In recent years, the world has recorded tremendous progress in the fight against malaria. The World Malaria Report 2015 shows malaria mortality rates have fallen by 66 per cent among all age groups and by 71 per cent among children under five in Africa since 2000.
But, there is still work to do just as a new vaccine developed by a US-based team is showing promising results, and could accelerate progress.
Creating the vaccine, researchers infected people with weakened, genetically modified forms of the Plasmodium falciparum parasite in safety trials.
The weakened malaria parasite, while unable to complete its lifecycle and develop into full-blown malaria, exposes the immune system to the disease and stimulates a response that could block an actual infection.
After tests on ten people during trials, the results were encouraging: there were no cases of full malaria infection and no significant side-effects.
Describing the positive test results as “critical milestones for malaria vaccine development,” Sebastian Mikolajczak, one of the project researchers, the modified parasite used in tests is both safe and immunogenic.
“The clinical study now shows that the vaccine is completely attenuated in humans and also shows that even after only a single administration, it elicits a robust immune response against the malaria parasite,” says Mikolajczak, according to an online report.
Published findings of test trials say while “creating genetically defined and weakened parasite strains that are safe for vaccination remains challenging,” the recorded results “warrant further clinical testing.”
The prospect of an effective malaria vaccine is great news for Africa, where the disease remains rampant: 90 per cent of malaria deaths in 2015 occurred in Africa.

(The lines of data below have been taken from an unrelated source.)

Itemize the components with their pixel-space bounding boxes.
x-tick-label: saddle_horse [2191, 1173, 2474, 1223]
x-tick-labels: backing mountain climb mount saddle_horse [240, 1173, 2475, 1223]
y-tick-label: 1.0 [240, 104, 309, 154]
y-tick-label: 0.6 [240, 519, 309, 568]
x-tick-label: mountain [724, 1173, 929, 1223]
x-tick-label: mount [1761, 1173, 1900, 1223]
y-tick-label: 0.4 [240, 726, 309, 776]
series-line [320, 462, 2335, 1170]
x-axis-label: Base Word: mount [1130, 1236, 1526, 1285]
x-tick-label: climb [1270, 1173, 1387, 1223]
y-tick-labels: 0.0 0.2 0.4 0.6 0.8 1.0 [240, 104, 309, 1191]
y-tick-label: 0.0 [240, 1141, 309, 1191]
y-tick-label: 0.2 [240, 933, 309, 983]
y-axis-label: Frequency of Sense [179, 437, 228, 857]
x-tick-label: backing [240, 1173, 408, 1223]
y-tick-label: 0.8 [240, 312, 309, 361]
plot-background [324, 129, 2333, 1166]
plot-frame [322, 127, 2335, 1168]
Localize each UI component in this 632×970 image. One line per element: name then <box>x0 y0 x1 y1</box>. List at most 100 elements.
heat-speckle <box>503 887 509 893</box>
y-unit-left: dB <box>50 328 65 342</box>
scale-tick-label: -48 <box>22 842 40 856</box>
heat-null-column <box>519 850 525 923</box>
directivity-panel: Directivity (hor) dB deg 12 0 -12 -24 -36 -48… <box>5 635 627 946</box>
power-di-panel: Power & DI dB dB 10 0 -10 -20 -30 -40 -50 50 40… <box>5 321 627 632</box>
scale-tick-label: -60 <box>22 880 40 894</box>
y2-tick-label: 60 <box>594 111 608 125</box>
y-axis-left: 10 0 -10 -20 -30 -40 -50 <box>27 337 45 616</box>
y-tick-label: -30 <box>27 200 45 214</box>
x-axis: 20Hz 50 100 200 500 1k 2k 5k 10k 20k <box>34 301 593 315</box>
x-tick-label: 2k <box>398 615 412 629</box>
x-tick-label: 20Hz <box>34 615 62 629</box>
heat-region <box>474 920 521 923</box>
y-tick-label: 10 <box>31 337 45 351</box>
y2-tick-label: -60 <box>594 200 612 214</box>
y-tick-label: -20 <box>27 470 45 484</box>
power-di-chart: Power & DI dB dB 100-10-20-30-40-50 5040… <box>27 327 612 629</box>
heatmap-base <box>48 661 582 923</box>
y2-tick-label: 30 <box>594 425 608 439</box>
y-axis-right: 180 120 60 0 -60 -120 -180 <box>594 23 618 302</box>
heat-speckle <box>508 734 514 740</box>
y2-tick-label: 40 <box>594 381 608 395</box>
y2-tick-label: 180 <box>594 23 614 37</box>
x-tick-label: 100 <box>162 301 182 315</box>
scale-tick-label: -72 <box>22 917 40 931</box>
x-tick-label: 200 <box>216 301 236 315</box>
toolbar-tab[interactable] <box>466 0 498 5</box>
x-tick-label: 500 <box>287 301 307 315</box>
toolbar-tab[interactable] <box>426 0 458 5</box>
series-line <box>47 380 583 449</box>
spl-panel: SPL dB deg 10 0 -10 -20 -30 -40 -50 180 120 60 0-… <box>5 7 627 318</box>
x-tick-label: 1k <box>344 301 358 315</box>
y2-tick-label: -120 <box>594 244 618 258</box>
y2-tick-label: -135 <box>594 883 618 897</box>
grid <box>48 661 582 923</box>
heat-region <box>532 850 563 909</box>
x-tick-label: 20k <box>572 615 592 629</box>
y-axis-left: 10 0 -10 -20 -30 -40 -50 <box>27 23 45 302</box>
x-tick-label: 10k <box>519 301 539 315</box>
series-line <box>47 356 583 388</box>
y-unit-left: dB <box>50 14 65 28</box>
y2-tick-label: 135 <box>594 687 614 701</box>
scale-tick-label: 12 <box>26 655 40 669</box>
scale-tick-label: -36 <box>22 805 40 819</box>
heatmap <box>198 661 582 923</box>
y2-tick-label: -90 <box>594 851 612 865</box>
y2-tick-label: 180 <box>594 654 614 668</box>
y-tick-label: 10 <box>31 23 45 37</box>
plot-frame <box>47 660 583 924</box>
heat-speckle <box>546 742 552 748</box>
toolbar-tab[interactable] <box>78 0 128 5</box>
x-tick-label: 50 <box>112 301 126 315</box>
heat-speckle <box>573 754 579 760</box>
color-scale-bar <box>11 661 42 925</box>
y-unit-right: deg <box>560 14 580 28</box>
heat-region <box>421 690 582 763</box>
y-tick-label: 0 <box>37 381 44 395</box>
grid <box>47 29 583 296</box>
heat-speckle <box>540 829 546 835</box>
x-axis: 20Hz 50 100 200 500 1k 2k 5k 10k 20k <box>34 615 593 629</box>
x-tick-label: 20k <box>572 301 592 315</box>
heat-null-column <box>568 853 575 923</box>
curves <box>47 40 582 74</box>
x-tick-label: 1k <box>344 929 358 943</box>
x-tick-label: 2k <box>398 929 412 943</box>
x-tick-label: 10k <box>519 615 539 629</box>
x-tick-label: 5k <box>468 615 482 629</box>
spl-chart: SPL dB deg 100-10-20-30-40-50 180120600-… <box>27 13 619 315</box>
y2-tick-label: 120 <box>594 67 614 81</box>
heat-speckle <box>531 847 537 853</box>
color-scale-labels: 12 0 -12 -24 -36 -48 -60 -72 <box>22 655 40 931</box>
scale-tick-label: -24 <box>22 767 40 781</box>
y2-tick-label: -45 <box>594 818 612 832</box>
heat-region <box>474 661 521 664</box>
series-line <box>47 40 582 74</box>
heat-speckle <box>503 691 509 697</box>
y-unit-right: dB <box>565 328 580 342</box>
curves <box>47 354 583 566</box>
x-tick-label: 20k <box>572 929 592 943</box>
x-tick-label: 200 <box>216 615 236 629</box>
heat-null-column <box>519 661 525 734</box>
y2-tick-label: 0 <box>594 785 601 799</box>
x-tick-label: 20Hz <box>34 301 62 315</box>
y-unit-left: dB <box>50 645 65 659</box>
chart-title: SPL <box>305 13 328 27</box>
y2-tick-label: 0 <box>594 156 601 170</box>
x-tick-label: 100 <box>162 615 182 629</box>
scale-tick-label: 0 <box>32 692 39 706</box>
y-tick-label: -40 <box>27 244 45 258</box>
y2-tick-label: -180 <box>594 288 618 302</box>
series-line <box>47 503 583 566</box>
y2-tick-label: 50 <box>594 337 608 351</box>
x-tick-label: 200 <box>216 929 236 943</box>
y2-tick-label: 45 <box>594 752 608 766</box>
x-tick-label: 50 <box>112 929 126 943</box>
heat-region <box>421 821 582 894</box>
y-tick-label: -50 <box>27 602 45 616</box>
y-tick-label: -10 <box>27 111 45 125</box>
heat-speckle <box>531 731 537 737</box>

There is also significant effort on the continent to develop vaccines as well. Last August, scientists at the University of Cape Town’s Drug Discovery and Development Centre (H3D) announced the discovery of a new anti-malaria compound which could “contribute to the eradication of malaria.”
Professor Kelly Chibale, founder and director of H3D, says the compound “has potent activity against all stages of the malaria parasite life-cycle and has the potential to block transmission of the parasite from person to person.”
One step closer to malaria vaccine
The results of this research are all the more hopeful, as there are roughly 5,000 malaria genes, and through the erasure of three of them, formidable results were attained. “Immunization of humans with whole sporozoites gives complete, sterilizing resistance against malaria infection. However, achieving dependable safety while maintaining immunogenicity of whole parasite vaccines remains a difficult challenge,” the study indicates.
Malaria, An ongoing threat
A completely practicable vaccine is, however, far from being settled. While there are a high number of trials under tests, the virus still affects approximately 200 million people by the year, as research points out. The disease seems because of plasmodium, a microscopic parasite that blights the human body through the means of mosquito bites, which allow a form of the parasite to get under the human skin.
Once inside the human body the virus occurs in the liver, where its sporozoites infected the organ with 30,000 copies of the pest. From the liver, the virus gets into the blood stream, where it attacks red blood cells, which from time to time results into the patient’s death.
Because the contamination follows these three stages, it is more difficult to create a fully functional vaccine to prevent it from spreading all over the body and, finally, affecting the blood cells.